El Heirro 27:38.50N 17:58.70W

Saro's Gyda
Derrick Thorrington
Sat 29 Jan 2011 19:54
    The wind from San Sebastian, Gomera to El Heirro promised to be a light northerly - just what we wanted. The passage to La Restinga on the extreme SE point of the island was about 60 miles which, based on a slow speed of 4-5 knots, would probably take over 12 hours. The recommended place for yachts in El Heirro is La Restinga, and this has only recently been made possible by the addition of two large breakwaters to prevent the swell entering, and the replacement of the fishermen's moorings with two long pontoons. Because of this, we had no detailed charts of the entrance and so were reluctant to enter at night. We decided to start mid afternoon, sail slowly overnight and reach the port in daylight the following morning. This time the wind actually stayed in the right direction (after a bit of messing about) but blew at the wrong strength! We rolled and raced our way south, gradually reefing the mizzen, then the main and finally taking the mizzen down in order to slow our progress. Eventually we realised that there was no way that we would get to our destination in the light so we hove to off the north coast of El Heirro and spent a rolly 3 hours in the middle of the night looking at the lights of Valverde (the main town) twinkling at us from high up the hillside.
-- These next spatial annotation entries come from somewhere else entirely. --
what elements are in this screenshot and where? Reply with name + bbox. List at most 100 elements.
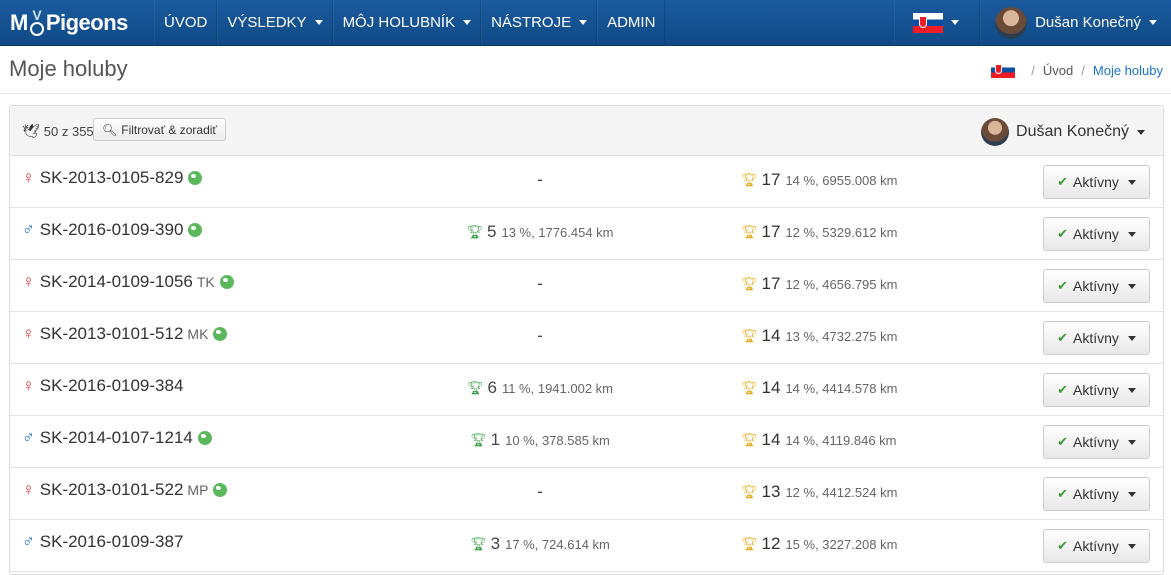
status-button[interactable]: ✔ Aktívny (1043, 321, 1150, 355)
pigeon-row[interactable]: ♀ SK-2013-0105-829 - 🏆︎ 17 14 %, 6955.008 … (10, 156, 1163, 208)
globe-icon (219, 275, 234, 289)
status-button[interactable]: ✔ Aktívny (1043, 165, 1150, 199)
breadcrumb-separator: / (1031, 62, 1035, 78)
female-icon: ♀ (22, 168, 35, 187)
breadcrumb-home[interactable]: Úvod (1043, 63, 1073, 78)
ring-number[interactable]: SK-2016-0109-387 (40, 532, 184, 552)
avatar (995, 6, 1028, 39)
pigeon-row[interactable]: ♂ SK-2016-0109-390 🏆︎ 5 13 %, 1776.454 km … (10, 208, 1163, 260)
trophy-icon: 🏆︎ (741, 484, 758, 499)
nav-uvod-label: ÚVOD (164, 14, 208, 31)
season-count: 5 (487, 222, 497, 241)
total-results: 🏆︎ 14 14 %, 4119.846 km (741, 428, 897, 452)
status-label: Aktívny (1073, 330, 1119, 346)
check-icon: ✔ (1057, 226, 1068, 241)
owner-selector[interactable]: Dušan Konečný (981, 118, 1145, 146)
trophy-icon: 🏆︎ (741, 276, 758, 291)
status-label: Aktívny (1073, 486, 1119, 502)
language-selector[interactable] (894, 0, 981, 45)
check-icon: ✔ (1057, 434, 1068, 449)
season-detail: 11 %, 1941.002 km (501, 380, 614, 396)
filter-label: Filtrovať & zoradiť (121, 122, 217, 137)
total-results: 🏆︎ 14 13 %, 4732.275 km (741, 324, 897, 348)
status-button[interactable]: ✔ Aktívny (1043, 373, 1150, 407)
total-detail: 12 %, 5329.612 km (785, 224, 898, 240)
season-results: - (463, 272, 617, 296)
ring-number[interactable]: SK-2016-0109-390 (40, 220, 184, 240)
status-button[interactable]: ✔ Aktívny (1043, 529, 1150, 563)
male-icon: ♂ (22, 428, 35, 447)
nav-nastroje-label: NÁSTROJE (491, 14, 572, 31)
total-results: 🏆︎ 12 15 %, 3227.208 km (741, 532, 897, 556)
brand-logo[interactable]: M V Pigeons (0, 0, 154, 46)
nav-nastroje[interactable]: NÁSTROJE (481, 0, 598, 45)
total-detail: 14 %, 4414.578 km (785, 380, 898, 396)
status-button[interactable]: ✔ Aktívny (1043, 217, 1150, 251)
female-icon: ♀ (22, 272, 35, 291)
total-detail: 15 %, 3227.208 km (785, 536, 898, 552)
female-icon: ♀ (22, 324, 35, 343)
total-count: 17 (761, 170, 781, 189)
chevron-down-icon (1137, 129, 1145, 135)
ring-number[interactable]: SK-2014-0107-1214 (40, 428, 193, 448)
medal-icon: V (29, 8, 44, 36)
empty-value: - (537, 274, 543, 293)
pigeon-ring-cell: ♂ SK-2014-0107-1214 (22, 428, 212, 448)
breadcrumb-current[interactable]: Moje holuby (1093, 63, 1163, 78)
season-detail: 17 %, 724.614 km (505, 536, 610, 552)
bird-icon: 🕊 (22, 123, 40, 139)
total-count: 14 (761, 326, 781, 345)
pigeon-list: ♀ SK-2013-0105-829 - 🏆︎ 17 14 %, 6955.008 … (10, 156, 1163, 572)
status-button[interactable]: ✔ Aktívny (1043, 425, 1150, 459)
slovak-flag-icon (913, 12, 944, 33)
total-results: 🏆︎ 13 12 %, 4412.524 km (741, 480, 897, 504)
brand-name: Pigeons (45, 10, 129, 35)
season-results: - (463, 168, 617, 192)
status-button[interactable]: ✔ Aktívny (1043, 269, 1150, 303)
pigeon-tag: MK (187, 326, 209, 342)
user-menu[interactable]: Dušan Konečný (980, 0, 1171, 45)
chevron-down-icon (1127, 283, 1136, 289)
pigeon-row[interactable]: ♀ SK-2013-0101-522 MP - 🏆︎ 13 12 %, 4412.5… (10, 468, 1163, 520)
chevron-down-icon (1127, 179, 1136, 185)
pigeon-row[interactable]: ♀ SK-2016-0109-384 🏆︎ 6 11 %, 1941.002 km … (10, 364, 1163, 416)
pigeon-ring-cell: ♂ SK-2016-0109-390 (22, 220, 203, 240)
pigeon-tag: MP (187, 482, 209, 498)
count-text: 50 z 355 (43, 124, 94, 139)
pigeon-ring-cell: ♀ SK-2013-0105-829 (22, 168, 203, 188)
pigeon-row[interactable]: ♂ SK-2016-0109-387 🏆︎ 3 17 %, 724.614 km 🏆… (10, 520, 1163, 572)
page-header: Moje holuby / Úvod / Moje holuby (0, 46, 1171, 94)
ring-number[interactable]: SK-2013-0101-522 (40, 480, 184, 500)
pigeon-row[interactable]: ♀ SK-2014-0109-1056 TK - 🏆︎ 17 12 %, 4656.… (10, 260, 1163, 312)
panel-toolbar: 🕊 50 z 355 🔍︎ Filtrovať & zoradiť Dušan … (10, 106, 1163, 156)
female-icon: ♀ (22, 480, 35, 499)
pigeon-row[interactable]: ♂ SK-2014-0107-1214 🏆︎ 1 10 %, 378.585 km … (10, 416, 1163, 468)
chevron-down-icon (1127, 231, 1136, 237)
total-count: 13 (761, 482, 781, 501)
nav-moj-holubnik[interactable]: MÔJ HOLUBNÍK (332, 0, 482, 45)
season-count: 6 (487, 378, 497, 397)
chevron-down-icon (951, 20, 960, 25)
globe-icon (188, 171, 203, 185)
total-count: 12 (761, 534, 781, 553)
chevron-down-icon (1127, 335, 1136, 341)
ring-number[interactable]: SK-2013-0105-829 (40, 168, 184, 188)
nav-uvod[interactable]: ÚVOD (154, 0, 218, 45)
season-count: 3 (490, 534, 501, 553)
season-results: 🏆︎ 5 13 %, 1776.454 km (463, 220, 617, 244)
ring-number[interactable]: SK-2013-0101-512 (40, 324, 184, 344)
ring-number[interactable]: SK-2016-0109-384 (40, 376, 184, 396)
total-results: 🏆︎ 17 14 %, 6955.008 km (741, 168, 897, 192)
pigeon-row[interactable]: ♀ SK-2013-0101-512 MK - 🏆︎ 14 13 %, 4732.2… (10, 312, 1163, 364)
season-results: - (463, 480, 617, 504)
nav-holubnik-label: MÔJ HOLUBNÍK (342, 14, 456, 31)
status-button[interactable]: ✔ Aktívny (1043, 477, 1150, 511)
nav-admin[interactable]: ADMIN (597, 0, 666, 45)
total-detail: 12 %, 4412.524 km (785, 484, 898, 500)
nav-vysledky[interactable]: VÝSLEDKY (217, 0, 333, 45)
filter-sort-button[interactable]: 🔍︎ Filtrovať & zoradiť (93, 118, 226, 141)
ring-number[interactable]: SK-2014-0109-1056 (40, 272, 193, 292)
pigeon-ring-cell: ♀ SK-2013-0101-512 MK (22, 324, 228, 344)
total-detail: 12 %, 4656.795 km (785, 276, 898, 292)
    Our final approach was made in the early morning, rolling towards a rather austere little town, completely isolated at the end of a black volcanic range of hills and protected behind a vast breakwater. After much difficulty we picked out the entrance and motored into the calm harbour.
 
 
Where is the entrance?
 
    La Restinga was delightful, a very quiet fishing harbour with lots of little brightly painted fishing boats coming and going daily and unloading their catches close by at the quay. There were only a few yachts here and we quickly became friendly with Dieter and Claudia on their Swiss trimaran and Brendan and Marina from Ireland. Ashore the little town seemed to be popular with German, Norwegian and Swiss walkers and had an excellent, four times a day, bus service from which various walks could be coordinated and services such as post and butchers in Valverde could be accessed. The full bus journey took about 50 mins due to the winding roads. No matter where you went, the fare was one euro! Through this bus service we met several other couples and became very friendly with Franz and Gerda from Germany who were staying in a little appartment overlooking the harbour. We had such a lovely time with Gerda, Franz, Claudia and Dieter, socialising often in the evenings on either of the two boats or in the apartment, laughing alot and making fun at each other's and our own race's perculiarities and languages.
 
 
 
    The scenery here was again very different from the other islands already visited. The island rises almost sheer from sea level to about 1200m. The lower and coastal scenery is very volcanic in nature whereas on the high plain you could be forgiven in thinking that you were in the Lake District, dry stone walls, grass, sheep, cattle and horses (although the odd prickly pear or Aloe Vera plant might make you wonder). The top levels up to 1500m are covered in beautiful loose Canary Pine forests, often hidden by cloud. At the southernmost end of the island there are huge old gnarled juniper trees, a symbol of the island, bent into arthritic shapes by the prevailing winds. All over the island are "Miradors" with vast sweeping panoramas often over the edge of 1000m high precipices.
 
 
 
  The time spent here was the usual combination of exploring by bus and foot, swimming, snorkling and socialising but for one new and adventurous (for us) activity. We hired a car! We took the plunge as, by bus and by walking only half of the island could be explored. The western part is very rugged, with only one small road, the rest being accessed by black gravel tracks winding through forests and zigzagging up and down the steep valley sides. We had the car for 2 days at the vast cost of 50 euros, including insurance and no excess! It was a lovely little polo (rather newer than mine!) but despite being small, it was a bit nerve wracking to drive along the narrow winding roads with a large drop on the passenger side as I, particularly, found it difficult to judge the distance on the right side of the car. (Neither had driven abroad before). Derrick, of course, was full of useful advice and encouragement?!
 
 
 
    As sailors, we were keen to visit the most southwesterly point of the island. Here, close to the lonely lighthouse, was the original "0" meridian, placed here before the New World was discovered. It was thought to be the very end of the world. It was later moved to Greenwich.
 
 
The end of the world
 
 
    To move on to La Palma, our next island, we needed to go 65 miles north which meant that we had to keep an eye on the weather. The winds here are predominantly from the north so that when we saw the opportunity, we needed to go. Yesterday morning therefore, we bade farewell to our newfound friends, having exchanged contact details and headed north towards La Palma hoping for the predicted easterly winds.